Sermon-making, like film-making, involves cutting and editing lots of good material that doesn't fit the particular purposes of the given message. There is almost always stuff left on the cutting-room floor. Here is some stuff that didn't make it into Sunday's message (although there were a few echoes of some of this in some of the application).

This is from Cornelius Plantinga's excellent book Engaging God's World: A Christian Vision of Faith, Learning and Living. Plantinga discusses three of the big narrative movements in redemptive history - creation, the fall, redemption - gleaning insights throughout for how Christians should engage the world. I'm reading the book as I prepare this series, and am currently about half-way through.

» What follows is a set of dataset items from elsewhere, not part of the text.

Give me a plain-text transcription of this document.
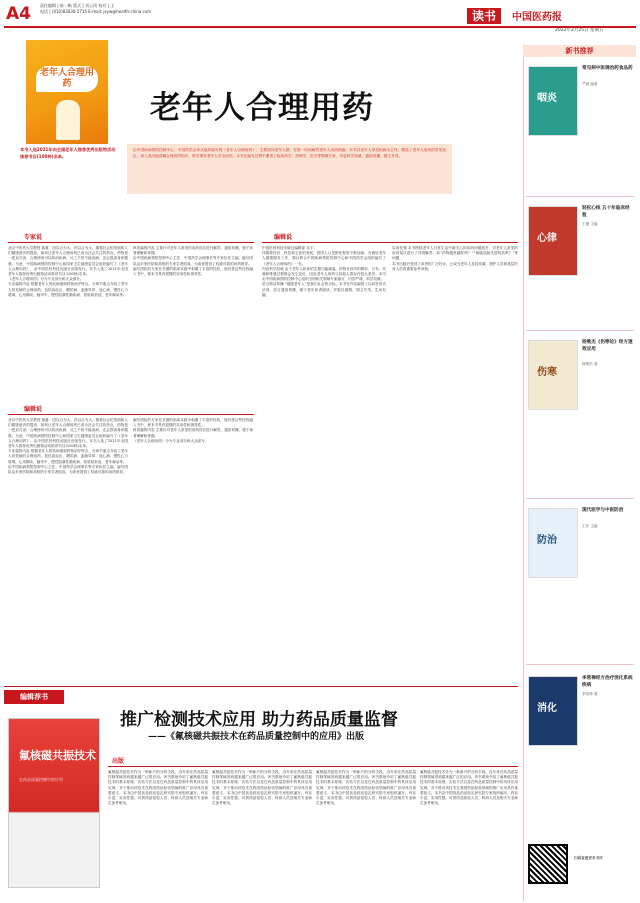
A4 责任编辑 | 陈一帆 版式 | 刘云岗 校对 | 王
电话 | (010)83030-5715 E-mail: jsyw@health-china.com	读书	中国医药报
2022年2月25日 星期五
老年人合理用药
本书入选2021年向全国老年人推荐优秀出版物活动推荐书目(100种)名单。
老年人合理用药
由中国疾病预防控制中心、中国药学会牵头组织编写的《老年人合理用药》，主要面向老年人群，在第一时间解答老年人用药困惑。本书以老年人常见疾病为主线，精选了老年人用药的常见误区，深入浅出地讲解合理用药知识，科学指导老年人安全用药。本书在编写过程中邀请了临床药学、药理学、医学等领域专家，内容科学权威，通俗易懂，图文并茂。
专家说

北京中医药大学教授 陈蔓：因以合为大，药以合为大。随着社会的发展和人们健康意识的提高，如何让老年人合理用药已成为社会关注的热点。药物是一把双刃剑，合理使用可以防治疾病，反之不但不能治病，还会损害身体健康。为此，中国疾病预防控制中心和国家卫生健康委员会组织编写了《老年人合理用药》，由中国医药科技出版社出版发行。本书入选了2021年全国老年人推荐优秀出版物活动推荐书目(100种)名单。

《老年人合理用药》分为专业部分和大众部分。

专业篇的内容 根据老年人的疾病谱和药物治疗特点，分章节重点介绍了老年人常见病的合理用药，包括高血压、糖尿病、血脂异常、冠心病、慢性心力衰竭、心房颤动、脑卒中、慢性阻塞性肺疾病、骨质疏松症、老年痴呆等。

科普篇的内容 主要针对老年人常见的用药误区进行解答，通俗易懂，便于读者理解和掌握。

由中国疾病预防控制中心主任、中国药学会理事长等专家担任主编，编写团队由多家医院和高校的专家学者组成，为读者提供了权威可靠的用药指导。

编写团队的专家在长期的临床实践中积累了丰富的经验，他们将这些经验融入书中，使本书具有很强的实用性和指导性。

编辑说

北京中医药大学教授 陈蔓：因以合为大，药以合为大。随着社会的发展和人们健康意识的提高，如何让老年人合理用药已成为社会关注的热点。药物是一把双刃剑，合理使用可以防治疾病，反之不但不能治病，还会损害身体健康。为此，中国疾病预防控制中心和国家卫生健康委员会组织编写了《老年人合理用药》，由中国医药科技出版社出版发行。本书入选了2021年全国老年人推荐优秀出版物活动推荐书目(100种)名单。

专业篇的内容 根据老年人的疾病谱和药物治疗特点，分章节重点介绍了老年人常见病的合理用药，包括高血压、糖尿病、血脂异常、冠心病、慢性心力衰竭、心房颤动、脑卒中、慢性阻塞性肺疾病、骨质疏松症、老年痴呆等。

由中国疾病预防控制中心主任、中国药学会理事长等专家担任主编，编写团队由多家医院和高校的专家学者组成，为读者提供了权威可靠的用药指导。

编写团队的专家在长期的临床实践中积累了丰富的经验，他们将这些经验融入书中，使本书具有很强的实用性和指导性。

科普篇的内容 主要针对老年人常见的用药误区进行解答，通俗易懂，便于读者理解和掌握。

《老年人合理用药》分为专业部分和大众部分。

编辑说

中国医药科技出版社编辑部 吴宇：

伴随着经济、科技和文化的发展，我国人口老龄化程度不断加深。为做好老年人健康服务工作，我社联合中国疾病预防控制中心和中国药学会组织编写了《老年人合理用药》一书。

内容科学权威 由于老年人机体的生理功能减退，药物在体内的吸收、分布、代谢和排泄过程都会发生变化，因此老年人用药与其他人群存在较大差异。本书由中国疾病预防控制中心组织全国相关领域专家编写，内容严谨，科学权威。

语言简洁易懂 “健康老年人”是我们社会的目标。本书在内容编排上以问答形式呈现，语言通俗易懂，便于老年读者阅读，并配以插图，图文并茂，生动有趣。

实用性强 本书围绕老年人日常生活中最关心的用药问题展开，对老年人常见的用药误区进行了详细解答，如“药物越贵越好吗？”“保健品能代替药品吗？”等问题。

本书出版后受到了读者的广泛好评，已成为老年人及其家属、照护人员和基层医务人员的重要参考读物。

新书推荐
咽炎
常见病中医调治药食品药
严斌 编著
心律
轻松心线 五十年临床经验
王健 主编
伤寒
杨维杰《伤寒论》经方速效应用
杨维杰 著
防治
现代医学与中医防治
王东 主编
消化
李常禅经方治疗消化系统疾病
李常禅 著
扫码查看更多书评
编辑荐书
推广检测技术应用 助力药品质量监督
——《氟核磁共振技术在药品质量控制中的应用》出版
氟核磁共振技术
在药品质量控制中的应用
出版
氟核磁共振技术作为一种新兴的分析手段，近年来在药品质量控制领域得到越来越广泛的应用。该书系统介绍了氟核磁共振技术的基本原理、实验方法以及在药品质量控制中的具体应用实例，对于推动该技术在我国药品检验领域的推广应用具有重要意义。本书由中国食品药品检定研究院专家组织编写，内容丰富，实用性强，可供药品检验人员、科研人员及相关专业师生参考使用。
氟核磁共振技术作为一种新兴的分析手段，近年来在药品质量控制领域得到越来越广泛的应用。该书系统介绍了氟核磁共振技术的基本原理、实验方法以及在药品质量控制中的具体应用实例，对于推动该技术在我国药品检验领域的推广应用具有重要意义。本书由中国食品药品检定研究院专家组织编写，内容丰富，实用性强，可供药品检验人员、科研人员及相关专业师生参考使用。
氟核磁共振技术作为一种新兴的分析手段，近年来在药品质量控制领域得到越来越广泛的应用。该书系统介绍了氟核磁共振技术的基本原理、实验方法以及在药品质量控制中的具体应用实例，对于推动该技术在我国药品检验领域的推广应用具有重要意义。本书由中国食品药品检定研究院专家组织编写，内容丰富，实用性强，可供药品检验人员、科研人员及相关专业师生参考使用。
氟核磁共振技术作为一种新兴的分析手段，近年来在药品质量控制领域得到越来越广泛的应用。该书系统介绍了氟核磁共振技术的基本原理、实验方法以及在药品质量控制中的具体应用实例，对于推动该技术在我国药品检验领域的推广应用具有重要意义。本书由中国食品药品检定研究院专家组织编写，内容丰富，实用性强，可供药品检验人员、科研人员及相关专业师生参考使用。
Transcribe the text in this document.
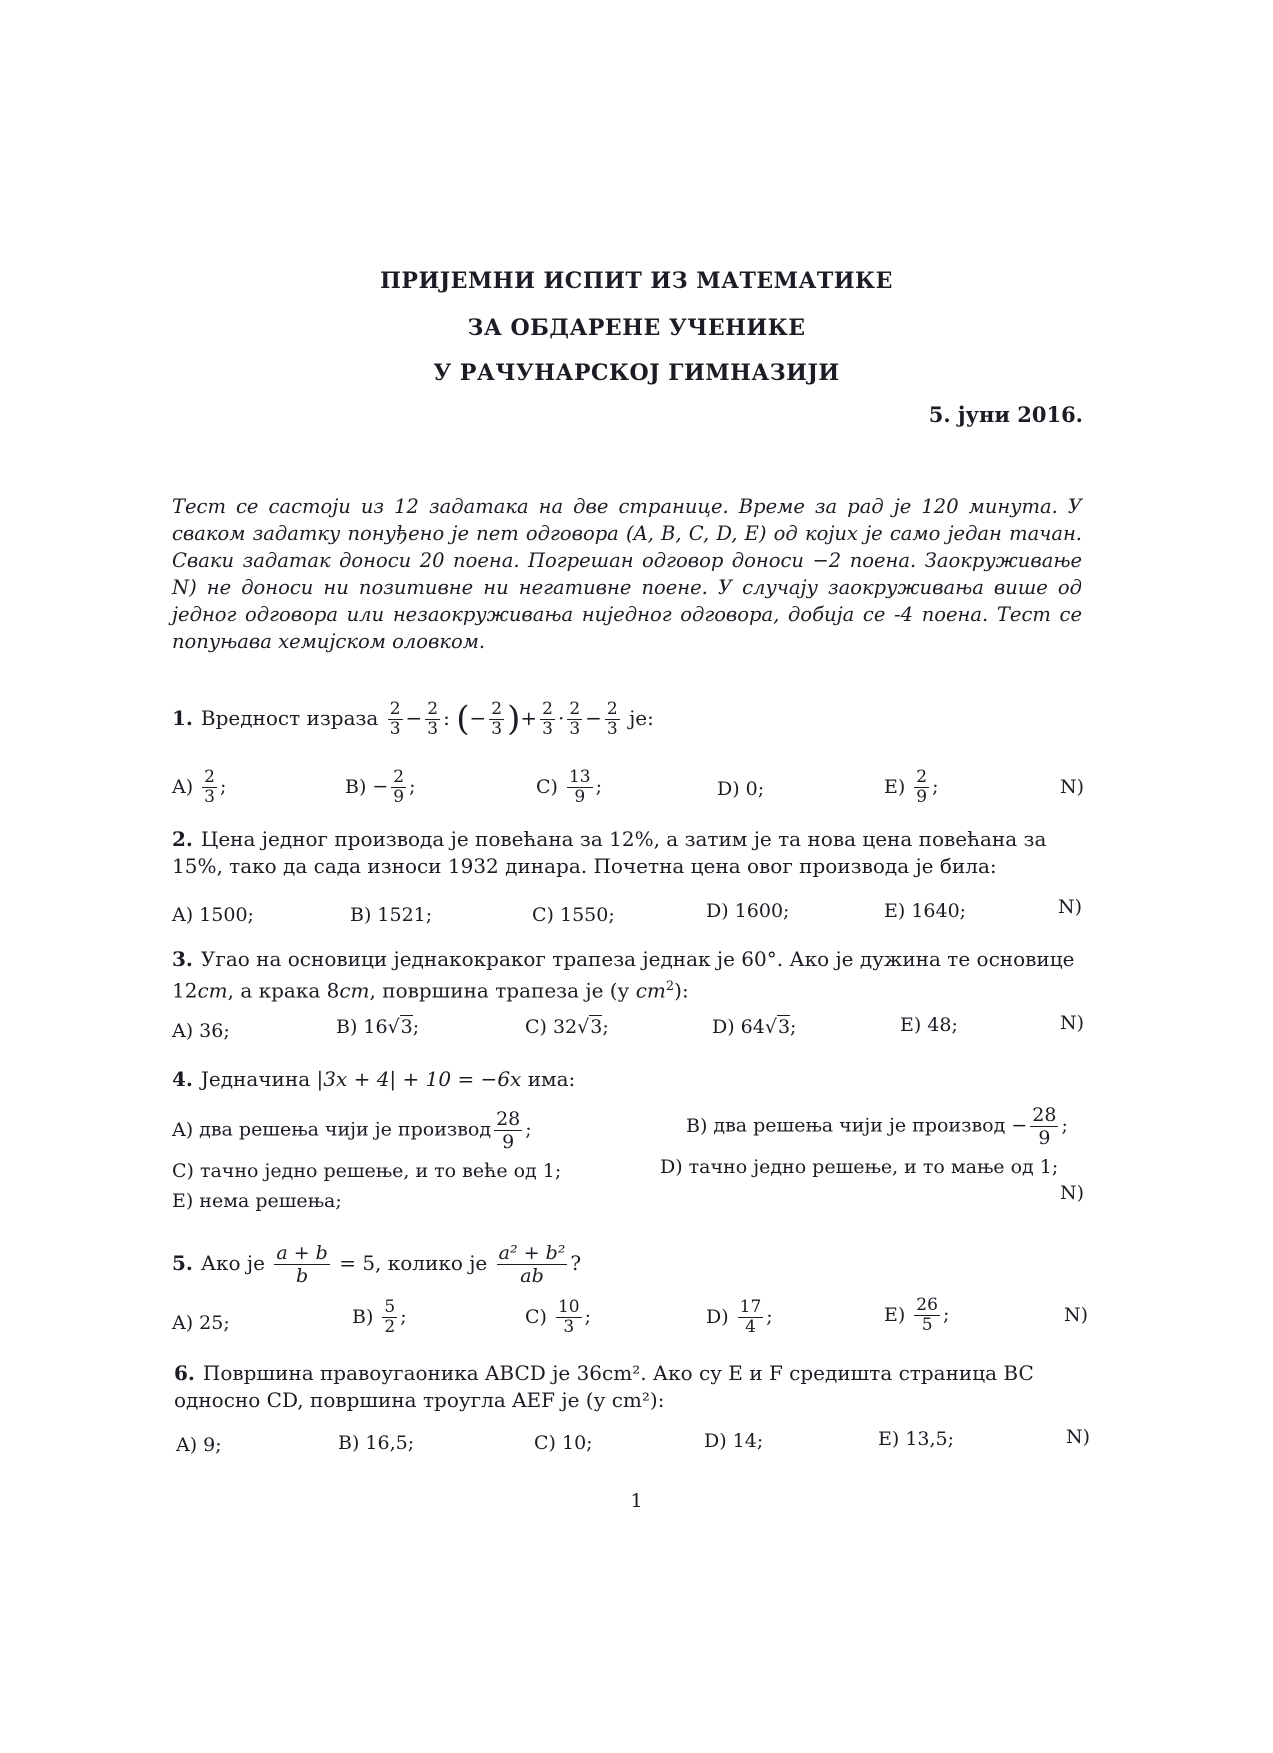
ПРИЈЕМНИ ИСПИТ ИЗ МАТЕМАТИКЕ
ЗА ОБДАРЕНЕ УЧЕНИКЕ
У РАЧУНАРСКОЈ ГИМНАЗИЈИ
5. јуни 2016.
Тест се састоји из 12 задатака на две странице. Време за рад је 120 минута. У сваком задатку понуђено је пет одговора (A, B, C, D, E) од којих је само један тачан. Сваки задатак доноси 20 поена. Погрешан одговор доноси −2 поена. Заокруживање N) не доноси ни позитивне ни негативне поене. У случају заокруживања више од једног одговора или незаокруживања ниједног одговора, добија се -4 поена. Тест се попуњава хемијском оловком.
1. Вредност израза $\frac{2}{3} - \frac{2}{3}$ : (− $\frac{2}{3}$ )+ $\frac{2}{3} \cdot \frac{2}{3} - \frac{2}{3}$ је:
$A) \frac{2}{3}$ ;	$B) - \frac{2}{9}$ ;	$C) \frac{13}{9}$ ;	D) 0;	$E) \frac{2}{9}$ ;	N)
2. Цена једног производа је повећана за 12%, а затим је та нова цена повећана за
15%, тако да сада износи 1932 динара. Почетна цена овог производа је била:
A) 1500;	B) 1521;	C) 1550;	D) 1600;	E) 1640;	N)
3. Угао на основици једнакокраког трапеза једнак је 60°. Ако је дужина те основице
12cm, а крака 8cm, површина трапеза је (у $cm^2$):
A) 36;	B) 16√3;	C) 32√3;	D) 64√3;	E) 48;	N)
4. Једначина |3x + 4| + 10 = −6x има:
A) два решења чији је производ $\frac{28}{9}$ ;	B) два решења чији је производ − $\frac{28}{9}$ ;
C) тачно једно решење, и то веће од 1;	D) тачно једно решење, и то мање од 1;
E) нема решења;	N)
5. Ако је $\frac{a + b}{b} = 5$, колико је $\frac{\text{a² + b²}}{ab}$ ?
A) 25;	$B) \frac{5}{2}$ ;	$C) \frac{10}{3}$ ;	$D) \frac{17}{4}$ ;	$E) \frac{26}{5}$ ;	N)
6. Површина правоугаоника ABCD је 36cm². Ако су E и F средишта страница BC
односно CD, површина троугла AEF је (у cm²):
A) 9;	B) 16,5;	C) 10;	D) 14;	E) 13,5;	N)
1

In Plantinga's chapter on creation, he proposes eight implications of the Christian doctrine of creation. Most of these are verbatim, but I've lightly edited a couple of them. Of course, these are just the headings. The book includes further exposition of each implication.

1. First, the original goodness of creation implies that all of it, including any human being we meet, is potentially redeemable.

2. Second, created things - and their parts and processes - are unique and sometimes mysterious, but because they have come from the wisdom of God they are also purposive and, in principle, intelligible.

3. Third, God created the heavens and the earth out of his own goodness, power, and love - out of his own enthusiasm for being.

4. Fourth, we should love the natural world without worshiping it.

5. Fifth, in Genesis God affirms the goodness of work and of marriage - the ordinary means of production and reproduction - with the repeated affirmation that "he saw that it was good" or even "very good."

6. Sixth, the declaration "Let us create humankind in our image" implies a range of human responsibilities, including those associated with earthkeeping and creativity. But it also secures a range of human rights, including the right to respect, the right to life, and the right to certain freedoms.

7. Seventh, the fact that individual human beings, and also the holy catholic church, have been created in the image of God implies the need to balance our individual and corporate identities.

8. Eighth, the Christian doctrine of creation places us in the scheme of things. We are not God, but only images of God. On the other hand, we are images of God, and not mere products of natural selection working off random genetic mutation.